Jeffrey M. Currier, 33, of Bank Street, Batavia, is charged with criminal contempt of court, 1st, criminal trespassing, 2nd, and harassment, 2nd. Currier allegedly violated an order of protection in place from the Town of Alabama Court. He is accused of calling and physically confronting the protected female. He was held on $50,000 bail.
Jamie L. Soto, 40, of West Main Street Road, Batavia, was arrested for a parole violation. Soto allegedly was in violation of terms regarding a supervised release by New York State Parole. The Genesee County Sheriff's Office assisted with the arrest. She was jailed.

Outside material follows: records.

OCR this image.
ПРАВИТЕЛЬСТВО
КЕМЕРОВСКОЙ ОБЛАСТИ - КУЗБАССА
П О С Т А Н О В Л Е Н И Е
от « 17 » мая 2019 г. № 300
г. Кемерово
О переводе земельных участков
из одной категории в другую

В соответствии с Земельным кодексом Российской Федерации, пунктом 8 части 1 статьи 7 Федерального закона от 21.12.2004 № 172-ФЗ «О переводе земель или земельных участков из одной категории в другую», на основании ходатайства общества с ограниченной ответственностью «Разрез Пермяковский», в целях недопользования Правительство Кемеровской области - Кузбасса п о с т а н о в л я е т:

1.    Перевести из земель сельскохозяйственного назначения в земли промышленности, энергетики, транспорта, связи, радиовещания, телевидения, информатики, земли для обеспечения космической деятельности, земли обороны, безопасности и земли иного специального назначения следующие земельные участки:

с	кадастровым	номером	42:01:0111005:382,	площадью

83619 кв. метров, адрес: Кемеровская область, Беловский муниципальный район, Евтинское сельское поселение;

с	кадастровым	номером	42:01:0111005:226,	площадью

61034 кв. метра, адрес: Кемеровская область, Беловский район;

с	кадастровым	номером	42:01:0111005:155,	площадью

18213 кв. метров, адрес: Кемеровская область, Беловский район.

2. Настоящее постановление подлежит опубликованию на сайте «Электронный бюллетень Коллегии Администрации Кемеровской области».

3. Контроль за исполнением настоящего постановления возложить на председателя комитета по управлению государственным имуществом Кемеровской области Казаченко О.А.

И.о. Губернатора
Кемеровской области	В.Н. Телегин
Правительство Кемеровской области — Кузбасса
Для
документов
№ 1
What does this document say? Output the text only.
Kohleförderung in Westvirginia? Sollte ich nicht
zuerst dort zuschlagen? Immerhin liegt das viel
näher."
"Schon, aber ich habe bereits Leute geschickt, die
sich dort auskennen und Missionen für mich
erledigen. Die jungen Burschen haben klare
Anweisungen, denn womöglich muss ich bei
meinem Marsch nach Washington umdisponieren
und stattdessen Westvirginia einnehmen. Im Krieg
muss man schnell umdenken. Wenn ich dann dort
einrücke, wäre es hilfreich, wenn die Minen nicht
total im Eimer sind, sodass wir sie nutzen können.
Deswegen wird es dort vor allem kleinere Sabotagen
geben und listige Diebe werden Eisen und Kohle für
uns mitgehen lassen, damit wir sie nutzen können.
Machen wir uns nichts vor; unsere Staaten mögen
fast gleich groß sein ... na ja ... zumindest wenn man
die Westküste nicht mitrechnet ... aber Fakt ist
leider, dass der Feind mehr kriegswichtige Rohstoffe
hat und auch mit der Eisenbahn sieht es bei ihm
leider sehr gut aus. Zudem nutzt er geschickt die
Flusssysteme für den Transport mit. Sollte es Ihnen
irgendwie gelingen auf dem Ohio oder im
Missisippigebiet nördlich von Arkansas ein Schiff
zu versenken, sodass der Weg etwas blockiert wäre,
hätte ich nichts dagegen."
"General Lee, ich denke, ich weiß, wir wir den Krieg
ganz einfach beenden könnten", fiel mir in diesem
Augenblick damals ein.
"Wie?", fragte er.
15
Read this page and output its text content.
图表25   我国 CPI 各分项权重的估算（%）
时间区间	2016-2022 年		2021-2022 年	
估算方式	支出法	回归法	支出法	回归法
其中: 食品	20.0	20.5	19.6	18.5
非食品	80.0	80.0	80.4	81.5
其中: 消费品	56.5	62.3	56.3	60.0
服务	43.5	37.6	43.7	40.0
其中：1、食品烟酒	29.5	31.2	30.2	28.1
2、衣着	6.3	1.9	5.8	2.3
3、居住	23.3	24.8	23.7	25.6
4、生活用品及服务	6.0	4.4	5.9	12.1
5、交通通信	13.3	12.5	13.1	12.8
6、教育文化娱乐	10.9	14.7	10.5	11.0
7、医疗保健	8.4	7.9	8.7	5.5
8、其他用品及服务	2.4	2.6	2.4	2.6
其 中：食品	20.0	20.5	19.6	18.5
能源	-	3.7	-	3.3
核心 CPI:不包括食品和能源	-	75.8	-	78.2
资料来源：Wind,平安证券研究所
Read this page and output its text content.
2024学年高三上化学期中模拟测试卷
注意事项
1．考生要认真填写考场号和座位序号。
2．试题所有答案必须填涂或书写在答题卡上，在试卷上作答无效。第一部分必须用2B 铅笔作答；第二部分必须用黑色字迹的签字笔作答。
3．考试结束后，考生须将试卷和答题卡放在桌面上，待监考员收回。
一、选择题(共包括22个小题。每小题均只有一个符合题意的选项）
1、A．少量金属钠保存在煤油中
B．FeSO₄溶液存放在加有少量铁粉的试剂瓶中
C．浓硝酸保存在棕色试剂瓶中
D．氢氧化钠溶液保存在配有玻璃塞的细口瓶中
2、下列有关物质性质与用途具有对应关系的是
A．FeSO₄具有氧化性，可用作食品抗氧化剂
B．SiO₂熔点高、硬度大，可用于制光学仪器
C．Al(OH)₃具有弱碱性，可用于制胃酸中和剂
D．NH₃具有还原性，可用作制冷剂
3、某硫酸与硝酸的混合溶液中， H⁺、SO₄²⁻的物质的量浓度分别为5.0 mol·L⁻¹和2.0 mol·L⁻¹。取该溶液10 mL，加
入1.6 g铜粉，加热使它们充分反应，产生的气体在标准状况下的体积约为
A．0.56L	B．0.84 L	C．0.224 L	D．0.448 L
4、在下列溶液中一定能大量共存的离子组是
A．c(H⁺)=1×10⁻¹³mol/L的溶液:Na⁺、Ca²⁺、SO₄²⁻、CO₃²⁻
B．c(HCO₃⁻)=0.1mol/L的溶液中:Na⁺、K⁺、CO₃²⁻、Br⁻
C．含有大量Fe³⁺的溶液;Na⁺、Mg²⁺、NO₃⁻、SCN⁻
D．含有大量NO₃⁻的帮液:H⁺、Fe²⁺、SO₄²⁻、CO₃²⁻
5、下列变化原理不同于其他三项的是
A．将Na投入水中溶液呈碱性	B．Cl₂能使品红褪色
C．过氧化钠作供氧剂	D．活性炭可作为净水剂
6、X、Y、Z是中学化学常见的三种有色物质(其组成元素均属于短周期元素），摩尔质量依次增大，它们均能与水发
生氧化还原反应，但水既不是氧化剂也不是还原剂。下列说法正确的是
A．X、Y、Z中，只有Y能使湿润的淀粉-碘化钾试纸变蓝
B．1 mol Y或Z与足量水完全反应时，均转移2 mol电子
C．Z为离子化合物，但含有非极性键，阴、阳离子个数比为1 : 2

Jacqueline A. Thompson, 46, of Naramore Drive, Batavia, is charged with allowing her dogs to habitually bark. According to Thompson's neighbor, she allegedly let her pair of German shepherds bark continually and habitually for 45 minutes. She was issued an appearance ticket.
Harry T. Gibson, 51, of North Spruce Street, Batavia, was arrested on an outstanding warrant issued by Batavia City Court for violation of probation while at the court for another matter. Gibson was held on $5,000 bail.
James E. Wroten, 48, and Eugene L. Sumeriski, 35, both of Olyn Avenue, Batavia, are charged with petit larceny and conspiracy, 6th. Wroten and Sumeriski allegedly stole an 18-pack of Keystone Ice from Hess Express in Batavia.
James C. Hardy, 41, of Ross Street, Batavia, is charged with criminal mischief, 4th, and menacing, 3rd, following an incident at his resident. Hardy allegedly damaged property and raised his hand in an attempt to strike the victim.
Kurt. W. Hersee, 47, of Prospect Avenue, Batavia, is charged with assault, 3rd, following an incident at City Slickers Bar & Grill. Hersee allegedly punched another patron at the location.
Michael J. Lathan, 29, of Briarwood Terrace, Batavia, is charged with criminal mischief, 3rd, following a complaint that happened in the Town of Batavia on June 24. Lathan allegedly smashed the exterior door to a residence with a hammer, causing more than $400 in damage.
Charles L. Smith, 41, of Richmond Avenue, Batavia, is charged with bail jumping. Smith is accused of failing to reappear in court after a case in the Fall of 2014.
Courtney M. Digennaro, 21, of Lewiston Road, Basom, turned herself into Batavia Police for two arrest warrants for parking tickets from 2013. Digennaro was released after posting $100 bail.